Age should not be a barrier to pursuing a PhD: Nutritionist in Kenya shares advice for prospective students

Age should not be a barrier to pursuing a PhD: Nutritionist in Kenya shares advice for prospective students


Rose Okoyo Opiyo is a Kenyan nutritionist at the University of Nairobi and was a panellist at a webinar held last month titled Pursuing a PhD in Africa: Bridging the gender gap.

The webinar was organised by the Consortium for Advanced Research Training in Africa (CARTA), a group of research universities and institutes that aims to strengthen research at African universities by sponsoring PhD candidates, postdoctoral fellows and faculty development across seven African nations.

More than half of the 228 PhD candidates that CARTA is currently sponsoring are women. Opiyo was part of the first cohort, from 2011 to 2015.

How did CARTA’s sponsorship of your doctoral studies help your career?

I had tried several other scholarships before I succeeded at CARTA. I think my advanced age of 47 years when I applied in 2011 was a red flag to many organisations. The CARTA initiative has a higher age limit than many other schemes. When I applied, the age limit was 50 for women and 45 for men, although the policy has now changed to 45 for women and 40 for men. This opportunity means that women can return to further studies after raising their children.

What other initiatives help to boost the number of women pursuing PhDs?

I like that CARTA has a childcare support system. It pays for a carer to accompany the researcher and their children when taking part in training and programming. Carers can be researchers’ spouses or mothers. This is a game-changer we need in Africa if we are to have more female researchers advance.

I did not personally use the childcare opportunity because my children were already adolescents.
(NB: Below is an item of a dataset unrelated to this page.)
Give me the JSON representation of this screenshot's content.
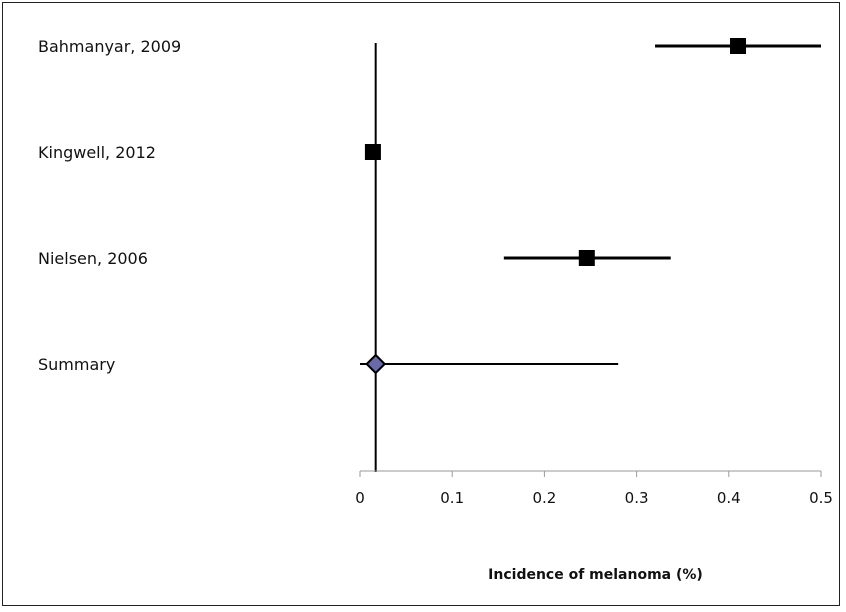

However, CARTA sponsored me at my local university, where I was able to keep a close watch on my children. I did not want to leave to study abroad and then return to find them completely different children.

What challenges do female researchers face in Africa?

Pursuing my PhD as a mother, wife and woman was challenging. I had to work harder than my male colleagues. While my focus should have been working on my PhD, I would find that home responsibilities, as well as my husband and children, competed for my attention. My husband, for example, did not understand why I had to spend so much time working on my PhD.

Luckily, I had learnt to juggle these responsibilities earlier in my career, when I got pregnant while doing my undergraduate studies at Kenyatta University in Kenya. You need to divide your time well to cater to different activities. For example, I used mornings and evenings to study and read, and did my laboratory research between 8 am and 5 pm. My car was usually the last in the car park.

What advice do you give young women who are interested in research?

Focus, focus, focus. It does not matter at what stage in life you are — whether you are young, old or with children. If you lack focus, you will not be able to complete your course, be it a doctorate or a master’s degree. Also, don’t work in isolation. Many female students withdraw when faced with challenges. But they need to talk to their colleagues. Luckily for me, CARTA has a habit of checking on its fellows and lends a listening ear.

How can senior researchers motivate young women to pursue PhDs?

We need to show that our research helps people and gives solutions to the community. Take, for instance, the work that I am doing educating the community on the right foods to eat to minimise the emergence of diseases.

Unlike in the 1990s, when many people were undernourished, many Kenyans today are eating too much and having to cope with the after-effects. Can we find a solution by encouraging people to eat more of the available local food so that they can live healthier lives?

Eating local, healthy foods, such as thorn melons (Cucumis metuliferus), mangoes and lemons, will ultimately cut down on the prevalence of chronic diseases such as diabetes and hypertension and on health-care costs. That is where I am investing my energy.

Are there cultural attitudes you would like to see changed?

Yes, the societal belief that the woman’s office is the kitchen has to change. Home chores such as cooking should be a shared responsibility. Women should be supported to achieve their dreams.